Ну, а что же у вас делается, мои милые? Просили ли Вы уже итальянскую визу и когда примерно думаете уезжать? Если Гаага скоро окончится, а мы ждем разрыва со дня на день, то я еще, вероятно, успею застать вас в Лондоне. Насчет себя ничего не знаю, м[ожет] б[ыть], даже мне придется к августу поехать в Москву на партийную конференцию[261]. Там опять шабарашат насчет монополии внешней торговли, а тут на конференции после моего доклада даже французы признали, что в интересах России сейчас иная система невозможна. Но может и так повернуться, что придется вести отдельные переговоры с Англией. Словом, ничего не известно. Вам надо во всяком случае в Италию ехать, и я так или иначе туда тоже попаду, тем более меня и в Швейцарию приглашают по делам. Все эти моря сущая ерунда по сравнению с настоящим теплым морем, да и серость эта небесная надоела изрядно, забыли, какое небо бывает синее. Надо думать, у вас погода едва ли лучше нашей.

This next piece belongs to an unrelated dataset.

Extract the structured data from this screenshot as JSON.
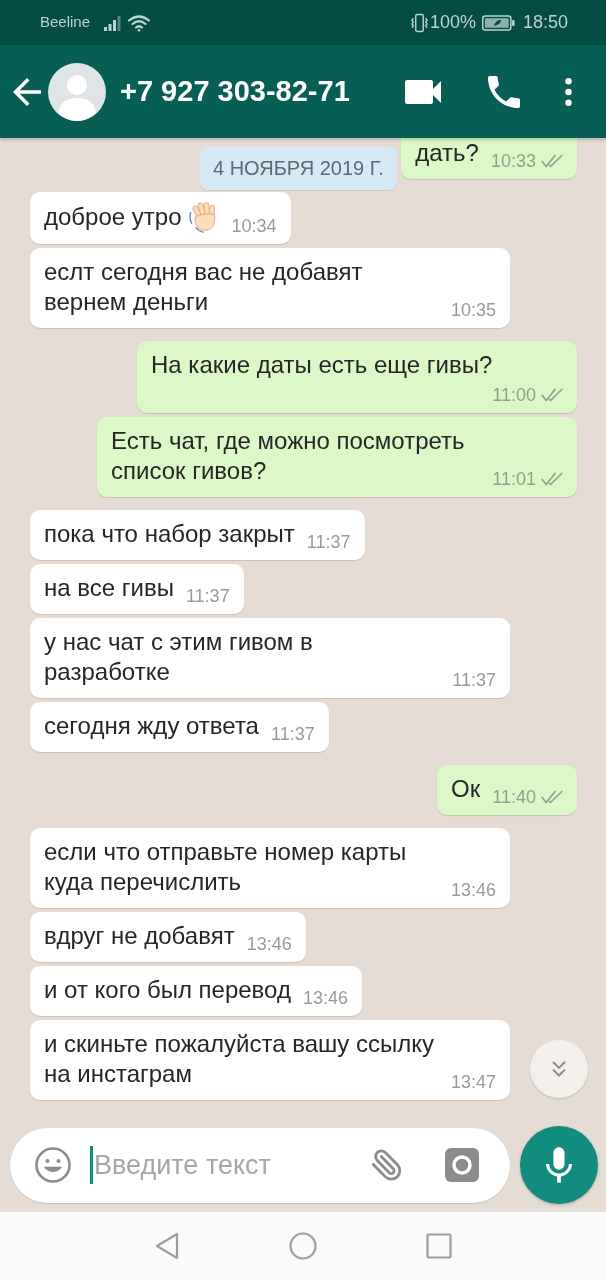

Сейчас получил Любашино письмо. Что же это бедный мой Катабрашечка заболел! Мне все-таки кажется, что это у него простудное, и если таким образом застудить нерв, то могут быть плохие последствия. Надо мало-мало беречься, а то при английских сквозняках можно нажить себе какую-нибудь пакость и потом долго с ней не разделаться. Пишите мне, пожалуйста, а то я буду беспокоиться.
Дела наши все неопределенны, но есть надежда, что еще на этой неделе разъедемся. Говорю, надежда, ибо сама по себе конференция совершенно безнадежна и едва ли здесь удалось бы даже при наилучших условиях достигнуть общего согласия. Очевидно, дело пойдет теперь в плоскости отдельных переговоров. Целую и обнимаю вас, родные мои, крепко-крепко. Скоро увидимся. Ваш Папаня и Красин
48
7 сентября 1922 года
Милые мои маманя и девочки!
Около 10 дней я тщетно ожидаю от вас каких-либо известий, и только из вчерашней телеграммы Стомонякову я вижу, что вы в Неаполе и затем через Флоренцию предполагаете быть в Венеции. Объясняю это бегством от жары в связи с рекомендацией Зин[аиды] Павловны поселиться на Лидо[262]. Я писал вам 30 августа по приезде в Берлин по единственному мне (и всем вообще здесь) известному адресу Dr. Залманова. Очевидно, письмо до вас не дошло, иначе я не понимаю, почему его оставили без ответа. Единственное письмо мамани от 19 августа было мною получено еще в Москве. Итак, повторю вкратце, как стоят мои дела. 29 августа я прилетел в Берлин (собственно, 28 августа в Кенигсберг и утром 29 августа поездом был здесь) ради возобновления переговоров с Уркартом[263]. Все эти дни с помощью Стомон[якова] веду эти упорнейшие переговоры. Так как при том еще дурит Москва и день ото дня преподносит разные благоглупости, то ясно, насколько все это легко. Тем не менее есть некоторая надежда на этих днях подписать соглашение. Чтобы с ним в Москве не произошло того же, что с итальянским торговым соглашением[264], мне придется все материалы повезти в Москву и пробыть там 7-10 дней для окончания этого, пожалуй, самого важного сейчас в области внешних сношений дела. Стало быть, обратно в Берлине я буду около 20 сент[ября] и только тогда смогу начать свой отпуск. Очевидно, вы не расположены меня ждать и, видимо, этот вопрос вообще не причинял вам больших забот, и я уж не знаю, как мне поступить с этими 2–4 свободными неделями. Мне самому, безусловно, хотелось бы провести их на юге, поймать хоть остаток солнца этого года и покупаться в море, ну а вам Италия, видимо, уже надоела. Лидо несомненно будет еще скучнее Генуи, ибо кроме песка и моря там, вероятно, ничего нет. В Москву я уеду в зависимости от подписания договора, может быть, уже в ближайший же понедельник. Писать мне надо: Handelsvertretung der Russischen Sowjet Republik[265], Sekretariat, Maassenstr[asse] 9, Berlin, а на внутреннем конверте: "Переслать кратчайшим путем Наркомвнешторгу Л. Б. Красину. Личное". Письмо, если я уеду, доставят мне по воздухопочте.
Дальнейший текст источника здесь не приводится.